Cash to restore Beeching cuts offers hope for historic lines
RAIL SERVICES
A HISTORICAL reduction of the rail network in Leicestershire is set to be reversed after development funding was secured.
Prime Minister Boris Johnson pledged to “restore many of the rail services lost in the Beeching cuts” in the 1960s.
Projects to benefit from the latest round of funding include “improved services from Melton Mowbray”.
The government has previously allocated £500 million towards the reopening of closed lines and stations.
Ten schemes were given development funding in May, with a further 15 announced on Wednesday under the National Infrastructure Strategy.
Others are Ferryhill station, County Durham; reinstating links between Bolton, Radcliffe and Bury, Greater Manchester, and restoring the link between Stratford-uponAvon and the Honeybourne/ Worcester/Oxford line.
Sim Harris, managing editor of industry newspaper Railnews, described the announcement as “welcome but tantalisingly vague on details, on money and exactly what is proposed”.
He told the PA news agency that the £500 million budget would “barely pay for one short line”.

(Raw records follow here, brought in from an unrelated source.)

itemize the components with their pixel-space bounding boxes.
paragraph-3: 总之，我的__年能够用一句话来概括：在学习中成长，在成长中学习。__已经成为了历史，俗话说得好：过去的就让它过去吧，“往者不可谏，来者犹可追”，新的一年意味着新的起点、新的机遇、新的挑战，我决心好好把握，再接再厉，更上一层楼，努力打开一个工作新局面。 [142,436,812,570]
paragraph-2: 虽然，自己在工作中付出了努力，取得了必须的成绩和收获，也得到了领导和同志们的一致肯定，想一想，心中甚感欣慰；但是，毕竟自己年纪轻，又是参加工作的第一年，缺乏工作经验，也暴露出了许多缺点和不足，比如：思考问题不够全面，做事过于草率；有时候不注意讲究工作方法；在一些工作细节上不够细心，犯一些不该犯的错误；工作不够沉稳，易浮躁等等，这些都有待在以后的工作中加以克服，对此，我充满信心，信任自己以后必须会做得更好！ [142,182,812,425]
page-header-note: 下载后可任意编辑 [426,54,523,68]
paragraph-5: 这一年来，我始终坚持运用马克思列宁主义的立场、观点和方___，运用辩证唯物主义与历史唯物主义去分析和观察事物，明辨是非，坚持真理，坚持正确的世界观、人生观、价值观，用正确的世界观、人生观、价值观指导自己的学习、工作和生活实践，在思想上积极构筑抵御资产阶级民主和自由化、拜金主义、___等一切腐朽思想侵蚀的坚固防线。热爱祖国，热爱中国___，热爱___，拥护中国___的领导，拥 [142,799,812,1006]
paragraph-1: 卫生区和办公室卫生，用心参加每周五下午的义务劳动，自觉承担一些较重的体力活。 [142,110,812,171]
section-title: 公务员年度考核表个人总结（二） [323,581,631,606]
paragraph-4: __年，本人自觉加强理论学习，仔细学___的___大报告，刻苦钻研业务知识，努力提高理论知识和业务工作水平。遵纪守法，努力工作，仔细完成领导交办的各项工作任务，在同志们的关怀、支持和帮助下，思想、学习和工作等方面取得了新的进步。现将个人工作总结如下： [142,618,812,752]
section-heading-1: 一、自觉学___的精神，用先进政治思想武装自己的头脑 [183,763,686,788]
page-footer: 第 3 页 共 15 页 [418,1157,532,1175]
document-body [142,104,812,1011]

He added: “They’re going to need quite a few billions to do something like this.”
British Railways chairman Dr Richard Beeching published a report in 1963 which led to the rail network being decimated, including many lines in Leicester and across Leicestershire.
He recommended the closure of more than 6,000 miles of railway and
2,300 stations due to low demand and high costs. This was around a third of the network.
The announcement of the feasibility study into reopening some of the old lines gave renewed hope to advocates of reopening the so-called Ivanhoe Line between Leicester and Burton, via Coalville and Ashby, as a passenger route.
The 31-mile Ivanhoe stretch is one of the routes that could be returned to use, with stations proposed in Ashby, Coalville and Moira.